L'inverse de N est à lire en "langue des oiseaux" comme l'inverse de Haine. Or l'inverse de haine est Amour.
C’est aussi une lettre de fécondité et de prolifération. En un mot, c’est l’expression de l’Espoir accordé au genre humain.

Source : templarii3m.free.fr, wikipedia.org

Ostensoir

Un ostensoir est un objet liturgique de l'Église catholique romaine, l'Église vieille-catholique et l'Église anglicane dans lequel est présentée une hostie consacrée à l'adoration des fidèles et qui est généralement placé sur un autel. Monté sur un pied, il consiste aujourd'hui en une custode de verre entourée de rayons qui lui donnent l'apparence du soleil.

Rogation

Prière publique faite le 25 avril, fête de Saint Marc, et pendant les trois jours qui précèdent la fête de l'Ascension pour attirer la bénédiction divine sur les récoltes et sur les travaux des champs. Au Moyen-Âge, les aléas climatiques et les attaques de ravageurs de plantes favorisent cette pratique religieuse issue de la christianisation de la fête religieuse romaine des Robigalia, et qui perdure dans les campagnes jusqu'à la seconde moitié du xxe siècle

Source :  CNRTL.fr, Wikipedia.org, Claude Royère

Symbole de la vigne :

Elle symbolise d’abord le Seigneur qui est la vigne et ensuite les membres de son église, qui en sont les sarments. Elle rappelle aussi le mystère de la divine communion.

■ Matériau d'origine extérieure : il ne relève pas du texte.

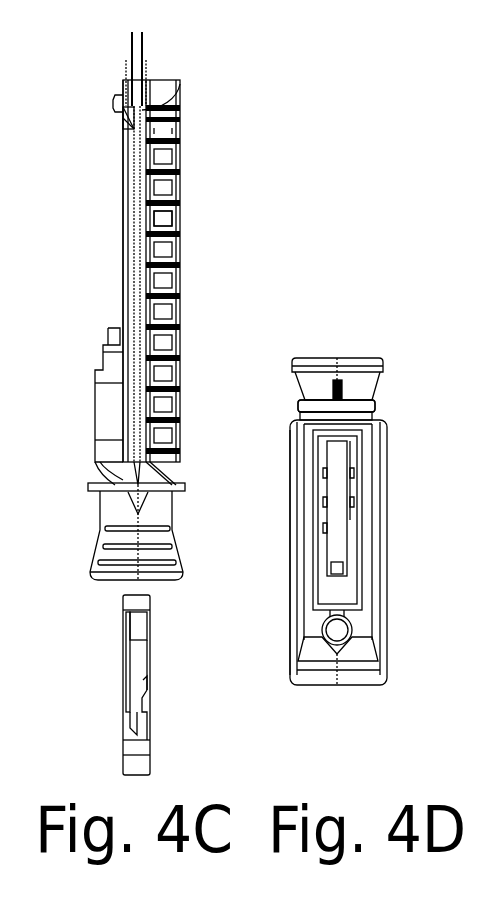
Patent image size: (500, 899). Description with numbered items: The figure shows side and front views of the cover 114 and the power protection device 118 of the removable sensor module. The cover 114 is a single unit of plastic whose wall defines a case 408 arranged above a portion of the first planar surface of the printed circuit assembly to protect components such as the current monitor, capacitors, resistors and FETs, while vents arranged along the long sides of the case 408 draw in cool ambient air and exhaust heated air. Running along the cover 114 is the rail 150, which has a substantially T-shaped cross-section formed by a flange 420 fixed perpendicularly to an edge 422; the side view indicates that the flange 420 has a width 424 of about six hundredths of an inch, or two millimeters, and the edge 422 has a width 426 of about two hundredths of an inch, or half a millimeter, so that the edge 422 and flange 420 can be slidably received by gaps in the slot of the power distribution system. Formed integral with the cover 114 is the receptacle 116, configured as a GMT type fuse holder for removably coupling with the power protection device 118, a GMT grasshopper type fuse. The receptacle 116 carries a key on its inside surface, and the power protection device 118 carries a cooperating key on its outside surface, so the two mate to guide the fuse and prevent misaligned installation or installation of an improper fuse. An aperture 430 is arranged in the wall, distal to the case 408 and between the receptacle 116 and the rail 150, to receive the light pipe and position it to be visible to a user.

In FIG. 4C, the cover 114 is at (197, 288).
In FIG. 4D, the cover 114 is at (382, 350).
In FIG. 4D, the receptacle 116 is at (380, 428).
In FIG. 4C, the power protection device 118 is at (108, 742).
In FIG. 4D, the power protection device 118 is at (340, 557).
In FIG. 4C, the rail 150 is at (125, 228).
In FIG. 4D, the rail 150 is at (334, 688).
In FIG. 4D, the case 408 is at (290, 410).
In FIG. 4C, the flange 420 is at (139, 166).
In FIG. 4C, the edge 422 is at (136, 128).
In FIG. 4C, the width 424 is at (180, 72).
In FIG. 4C, the width 426 is at (98, 45).
In FIG. 4D, the aperture 430 is at (326, 624).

Source : orthodoxa.org, Claude Royère

 Titulus

Le titulus est le cartel ou l’affiche accrochée au bout d’un long bâton porté par les légions romaines lors de la cérémonie du triomphe pour indiquer à la foule, le nom des légions, le nombre de prisonniers, la quantité du butin, les noms des villes et des pays soumis. Les renseignements y étaient écrits « en gros caractères ».

Source : Le parisien, Claude Royère

Tumulus

Le mot latin ( Tumulus ) au pluriel ( Tumuli ) désigne une éminence artificielle, souvent circulaire composée de pierres et de terre, recouvrant une sépulture.
De nombreux tumuli sont implantés sur les sommets où les lignes de crête de la Montagne Limousine, leur datation s’échelonne vers la fin du 1er age de fer.
Leur diamètre est compris généralement entre 10 et 20 mêtres et leur hauteur n’excède pas 1,30 m.
Peu d’entre eux ont fait l’objet de fouilles, ceux qui ont été fouillés ont révélé une architecture interne protégée par une chape de pierres, abritant souvent une urne funéraire et parfois une sépulture à inhumation.
Souvent une croix orientée sud-ouest a été érigée.